I think a label maker is a great investment. Not real expensive, I think mine was $50 or so, but makes things look much more professional.

K&R, nice looking work!:thumbsup:


----------



## ailat (May 24, 2007)

Excuse my ignorance but im from Australia. Was the second pic of that huge cabinet a dimmer unit? How long ago was it? Man if it is and its recent you guys in the USA are so far behind our technology & standards! The first pic of that switchboard looks like something from the 70's. Im not trying to upset anyone here but if you are interested I can show you some pics of the type of stuff we use, especially our dimmers. Looks like we are about 20 years in front over here!


----------



## K&R (Jan 22, 2007)

ailat said:


> Excuse my ignorance but im from Australia. Was the second pic of that huge cabinet a dimmer unit? How long ago was it? Man if it is and its recent you guys in the USA are so far behind our technology & standards! The first pic of that switchboard looks like something from the 70's. Im not trying to upset anyone here but if you are interested I can show you some pics of the type of stuff we use, especially our dimmers. Looks like we are about 20 years in front over here!

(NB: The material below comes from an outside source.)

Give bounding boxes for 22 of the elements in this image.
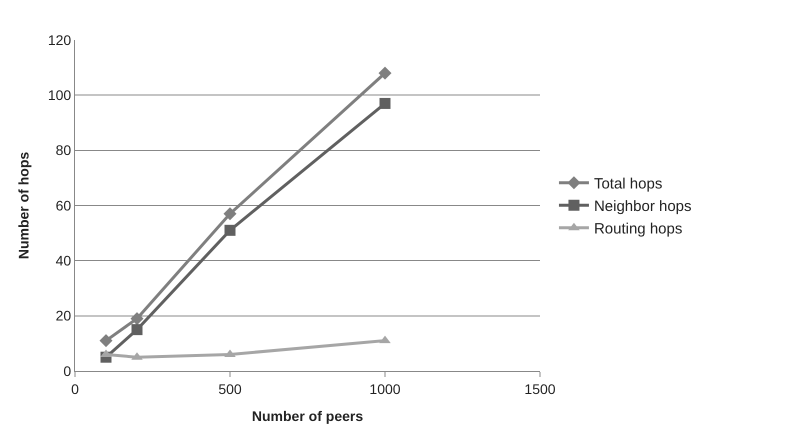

I for one would love to see some of your pics. That is a dimmer unit that is still available. Not very old either. The new one will look the same. It is controlling a small dinner theater lighting system.


----------



## australia electrical (May 29, 2007)

This is a pic of 12 channel dimmer which is about 200mm wide by 100mm high and programmed via laptop and some of our touch screens. It can be controlled via switch, PIR detector, light level sensor, temperature sensor, time switch, color touch screen, or programmed to turn on/off, ramp up/down on turn off/on, delay on/off on turn on/off. All input units are wired in a Category 5 cable which is a 4 core computer cable. This system is so flexible there is absolutely nothing it cant do! The only limit the system has is the installers experience in programming. Programming starts at $ 120 per hour over here and there is so much work for it.


----------



## JohnJ0906 (Jan 22, 2007)

Whats the rating on those?
For that matter, what system voltages do you have?


----------



## MDShunk (Jan 7, 2007)

JohnJ0906 said:


> Whats the rating on those?
> For that matter, what system voltages do you have?

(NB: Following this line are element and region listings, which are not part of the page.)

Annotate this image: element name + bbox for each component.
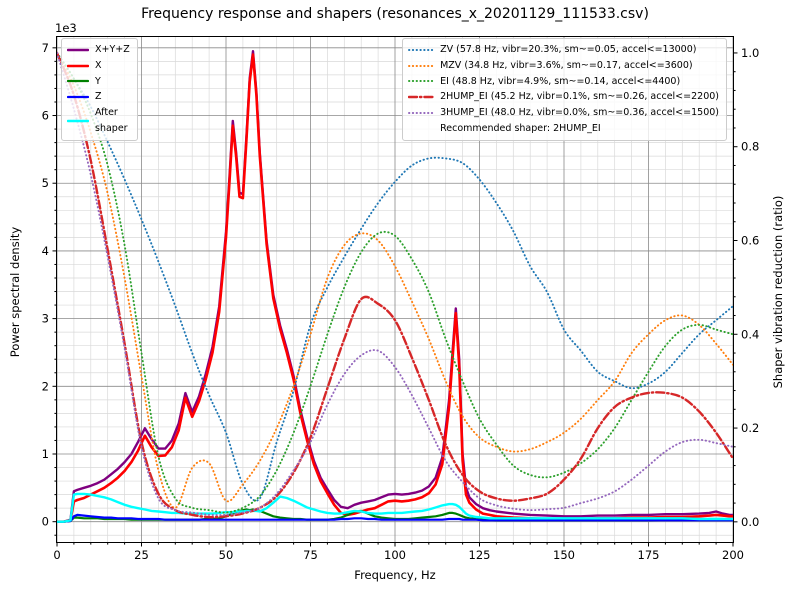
- shaper-curve-3hump-ei: [57, 51, 733, 517]
- legend-swatch-zv: [408, 45, 435, 55]
- legend-swatch-after-shaper: [67, 116, 89, 126]
- svg-text:50: 50: [219, 548, 234, 562]
- legend-label-zv: ZV (57.8 Hz, vibr=20.3%, sm~=0.05, accel…: [440, 44, 697, 55]
- legend-label-after-shaper: After shaper: [95, 107, 128, 134]
- legend-swatch-x: [67, 61, 89, 71]
- shaper-curve-zv: [57, 51, 733, 502]
- shaper-curve-mzv: [57, 51, 733, 509]
- svg-text:2: 2: [42, 379, 49, 393]
- y-axis-offset-text: 1e3: [55, 21, 77, 35]
- legend-swatch-ei: [408, 76, 435, 86]
- svg-text:200: 200: [722, 548, 744, 562]
- axis-ticks: [52, 47, 738, 547]
- svg-text:1.0: 1.0: [741, 46, 759, 60]
- svg-text:1: 1: [42, 447, 49, 461]
- legend-label-2hump-ei: 2HUMP_EI (45.2 Hz, vibr=0.1%, sm~=0.26, …: [440, 91, 719, 103]
- svg-text:5: 5: [42, 176, 49, 190]
- svg-text:125: 125: [469, 548, 491, 562]
- shaper-curve-2hump-ei: [57, 51, 733, 519]
- legend-psd: X+Y+Z X Y Z After shaper: [61, 38, 138, 141]
- legend-item-z: Z: [67, 89, 130, 105]
- legend-swatch-mzv: [408, 61, 435, 71]
- legend-item-3hump-ei: 3HUMP_EI (48.0 Hz, vibr=0.0%, sm~=0.36, …: [408, 105, 719, 121]
- grid-minor: [57, 37, 733, 542]
- legend-label-recommended: Recommended shaper: 2HUMP_EI: [440, 122, 601, 134]
- legend-label-mzv: MZV (34.8 Hz, vibr=3.6%, sm~=0.17, accel…: [440, 59, 693, 71]
- svg-text:6: 6: [42, 109, 49, 123]
- legend-label-xyz: X+Y+Z: [95, 44, 130, 55]
- chart-title: Frequency response and shapers (resonanc…: [141, 6, 649, 22]
- axis-tick-labels: 0 25 50 75 100 125 150 175 200 0 1 2 3 4 5 6 7 0.0 0.2 0.4 0…: [42, 41, 760, 562]
- legend-item-xyz: X+Y+Z: [67, 42, 130, 58]
- legend-label-y: Y: [95, 75, 101, 87]
- svg-text:0.2: 0.2: [741, 421, 759, 435]
- psd-curve-after-shaper: [57, 492, 733, 523]
- svg-text:0.0: 0.0: [741, 515, 759, 529]
- legend-swatch-2hump-ei: [408, 92, 435, 102]
- legend-swatch-y: [67, 76, 89, 86]
- curves: [57, 50, 733, 523]
- svg-text:100: 100: [384, 548, 406, 562]
- legend-item-after-shaper: After shaper: [67, 105, 130, 137]
- svg-text:4: 4: [42, 244, 49, 258]
- legend-label-ei: EI (48.8 Hz, vibr=4.9%, sm~=0.14, accel<…: [440, 75, 681, 87]
- left-y-axis-label: Power spectral density: [8, 226, 22, 358]
- legend-swatch-3hump-ei: [408, 108, 435, 118]
- svg-text:0: 0: [53, 548, 60, 562]
- shaper-curve-ei: [57, 51, 733, 514]
- right-y-axis-label: Shaper vibration reduction (ratio): [771, 195, 785, 389]
- legend-item-y: Y: [67, 74, 130, 90]
- psd-curve-z: [57, 513, 733, 523]
- legend-item-2hump-ei: 2HUMP_EI (45.2 Hz, vibr=0.1%, sm~=0.26, …: [408, 89, 719, 105]
- svg-text:150: 150: [553, 548, 575, 562]
- legend-swatch-z: [67, 92, 89, 102]
- svg-text:175: 175: [638, 548, 660, 562]
- svg-text:0.8: 0.8: [741, 140, 759, 154]
- x-axis-label: Frequency, Hz: [354, 568, 436, 582]
- svg-text:75: 75: [303, 548, 318, 562]
- legend-shapers: ZV (57.8 Hz, vibr=20.3%, sm~=0.05, accel…: [402, 38, 727, 141]
- legend-item-zv: ZV (57.8 Hz, vibr=20.3%, sm~=0.05, accel…: [408, 42, 719, 58]
- svg-text:25: 25: [134, 548, 149, 562]
- svg-text:0.4: 0.4: [741, 327, 759, 341]
- svg-text:3: 3: [42, 312, 49, 326]
- svg-text:0.6: 0.6: [741, 234, 759, 248]
- legend-label-z: Z: [95, 91, 102, 103]
- svg-text:0: 0: [42, 515, 49, 529]
- legend-swatch-xyz: [67, 45, 89, 55]
- legend-label-3hump-ei: 3HUMP_EI (48.0 Hz, vibr=0.0%, sm~=0.36, …: [440, 107, 719, 119]
- psd-curve-xyz: [57, 50, 733, 523]
- legend-item-x: X: [67, 58, 130, 74]
- legend-item-ei: EI (48.8 Hz, vibr=4.9%, sm~=0.14, accel<…: [408, 74, 719, 90]
- legend-item-recommended: Recommended shaper: 2HUMP_EI: [408, 121, 719, 137]
- legend-label-x: X: [95, 59, 102, 71]
- legend-item-mzv: MZV (34.8 Hz, vibr=3.6%, sm~=0.17, accel…: [408, 58, 719, 74]
- svg-text:7: 7: [42, 41, 49, 55]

Yeah, what is the rating on those? The one in Ken's pic does 20 amps per channel, and each card does 2 channels, as I recall. You can get hundreds of amps of dimmable lighting in one of those racks. The actual operator interface touchscreens are pretty fancy, however, appearing much like the Aussie's pictures.


----------



## frenchelectrican (Mar 15, 2007)

As i am speaking about the Austraila's electrical system 

this system is typically 240 line to netural single phase at 50 HZ
but line to line i think it is 415 volts line to line on 3 phase system.

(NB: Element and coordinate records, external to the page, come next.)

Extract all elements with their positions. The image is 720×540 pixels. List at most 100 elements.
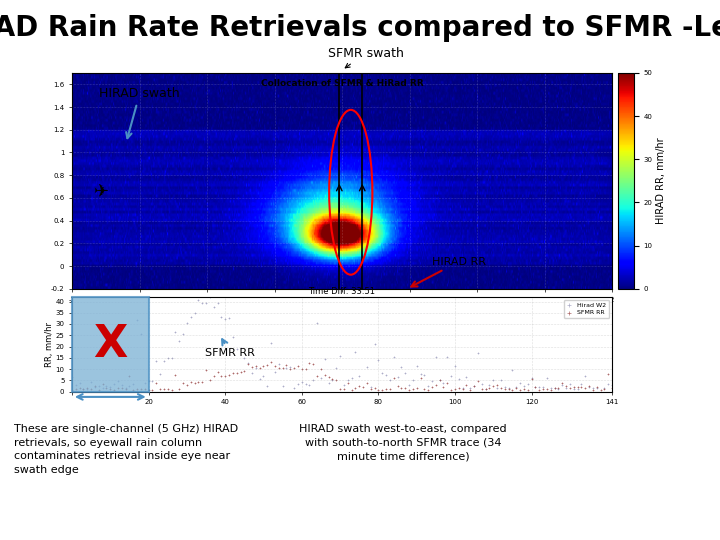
SFMR RR	[575, 383, 587, 391]
Hirad W2	[384, 376, 395, 384]
Hirad W2	[449, 361, 461, 370]
Hirad W2	[330, 363, 342, 372]
SFMR RR	[281, 361, 292, 370]
SFMR RR	[361, 379, 373, 388]
SFMR RR	[487, 382, 499, 390]
SFMR RR	[250, 361, 261, 370]
SFMR RR	[277, 363, 289, 372]
Hirad W2	[250, 364, 261, 373]
Hirad W2	[587, 383, 598, 392]
SFMR RR	[534, 386, 545, 394]
Hirad W2	[162, 354, 174, 363]
Y-axis label: RR, mm/hr: RR, mm/hr	[45, 322, 54, 367]
Hirad W2	[292, 380, 304, 389]
Text: HIRAD swath: HIRAD swath	[99, 87, 180, 138]
Text: X: X	[93, 323, 127, 366]
SFMR RR	[266, 357, 277, 366]
Text: SFMR RR: SFMR RR	[205, 339, 255, 359]
SFMR RR	[177, 379, 189, 387]
Hirad W2	[603, 379, 614, 388]
Hirad W2	[549, 384, 560, 393]
Hirad W2	[415, 370, 426, 379]
Hirad W2	[197, 299, 208, 308]
Hirad W2	[534, 383, 545, 391]
Hirad W2	[131, 316, 143, 325]
Hirad W2	[598, 383, 610, 392]
SFMR RR	[499, 385, 510, 394]
SFMR RR	[227, 369, 238, 377]
Hirad W2	[254, 375, 266, 384]
SFMR RR	[346, 386, 357, 394]
SFMR RR	[510, 384, 522, 393]
SFMR RR	[185, 378, 197, 387]
Hirad W2	[238, 354, 250, 362]
SFMR RR	[261, 361, 273, 369]
SFMR RR	[377, 386, 388, 394]
Hirad W2	[434, 376, 446, 384]
SFMR RR	[243, 360, 254, 368]
Hirad W2	[273, 360, 284, 368]
Hirad W2	[472, 348, 484, 357]
Hirad W2	[373, 356, 384, 364]
Hirad W2	[557, 381, 568, 390]
SFMR RR	[491, 381, 503, 390]
Hirad W2	[369, 340, 380, 348]
Hirad W2	[281, 363, 292, 372]
Hirad W2	[469, 382, 480, 391]
Hirad W2	[300, 380, 311, 388]
SFMR RR	[93, 386, 104, 394]
Hirad W2	[181, 319, 193, 327]
Hirad W2	[411, 362, 423, 370]
Hirad W2	[572, 385, 583, 394]
SFMR RR	[476, 385, 487, 394]
SFMR RR	[434, 375, 446, 384]
Hirad W2	[70, 380, 81, 389]
Hirad W2	[200, 299, 212, 307]
SFMR RR	[560, 382, 572, 391]
SFMR RR	[415, 374, 426, 382]
SFMR RR	[273, 363, 284, 372]
Hirad W2	[154, 369, 166, 378]
SFMR RR	[193, 378, 204, 387]
Hirad W2	[510, 382, 522, 391]
Hirad W2	[112, 377, 124, 386]
Text: ✈: ✈	[94, 183, 109, 201]
Hirad W2	[426, 377, 438, 386]
Hirad W2	[595, 301, 606, 309]
Hirad W2	[423, 382, 434, 391]
SFMR RR	[319, 371, 330, 380]
SFMR RR	[549, 383, 560, 392]
SFMR RR	[453, 383, 464, 392]
SFMR RR	[595, 385, 606, 394]
SFMR RR	[334, 385, 346, 394]
SFMR RR	[564, 384, 575, 393]
SFMR RR	[464, 386, 476, 394]
Hirad W2	[338, 381, 350, 390]
SFMR RR	[580, 384, 591, 393]
Hirad W2	[346, 374, 357, 382]
Hirad W2	[350, 348, 361, 356]
Hirad W2	[243, 359, 254, 367]
SFMR RR	[223, 370, 235, 379]
SFMR RR	[162, 384, 174, 393]
Y-axis label: HIRAD RR, mm/hr: HIRAD RR, mm/hr	[657, 138, 667, 224]
Hirad W2	[307, 376, 319, 384]
Hirad W2	[377, 369, 388, 377]
Hirad W2	[127, 380, 139, 388]
Hirad W2	[296, 378, 307, 387]
SFMR RR	[587, 386, 598, 394]
Hirad W2	[150, 357, 162, 366]
Hirad W2	[591, 383, 603, 392]
Hirad W2	[193, 296, 204, 305]
Hirad W2	[220, 315, 231, 323]
SFMR RR	[395, 383, 407, 392]
SFMR RR	[70, 385, 81, 394]
SFMR RR	[603, 370, 614, 379]
Hirad W2	[289, 384, 300, 393]
Hirad W2	[441, 353, 453, 362]
SFMR RR	[307, 360, 319, 368]
SFMR RR	[572, 382, 583, 391]
SFMR RR	[553, 384, 564, 393]
SFMR RR	[469, 381, 480, 390]
SFMR RR	[109, 386, 120, 394]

This is pretty common voltage in European area as well 

the dimmer rack i am not sure if my memory serve me right maybe i am wrong on this each rack can hold 16 amp per circuit but that dimmer module that one i am not too famuiar so i will let that person explain more clearer on this matter 

Merci , Marc


----------



## australia electrical (May 29, 2007)

Hi. It is 16amp per channel. We have 240V & 415V 50Hz system.


----------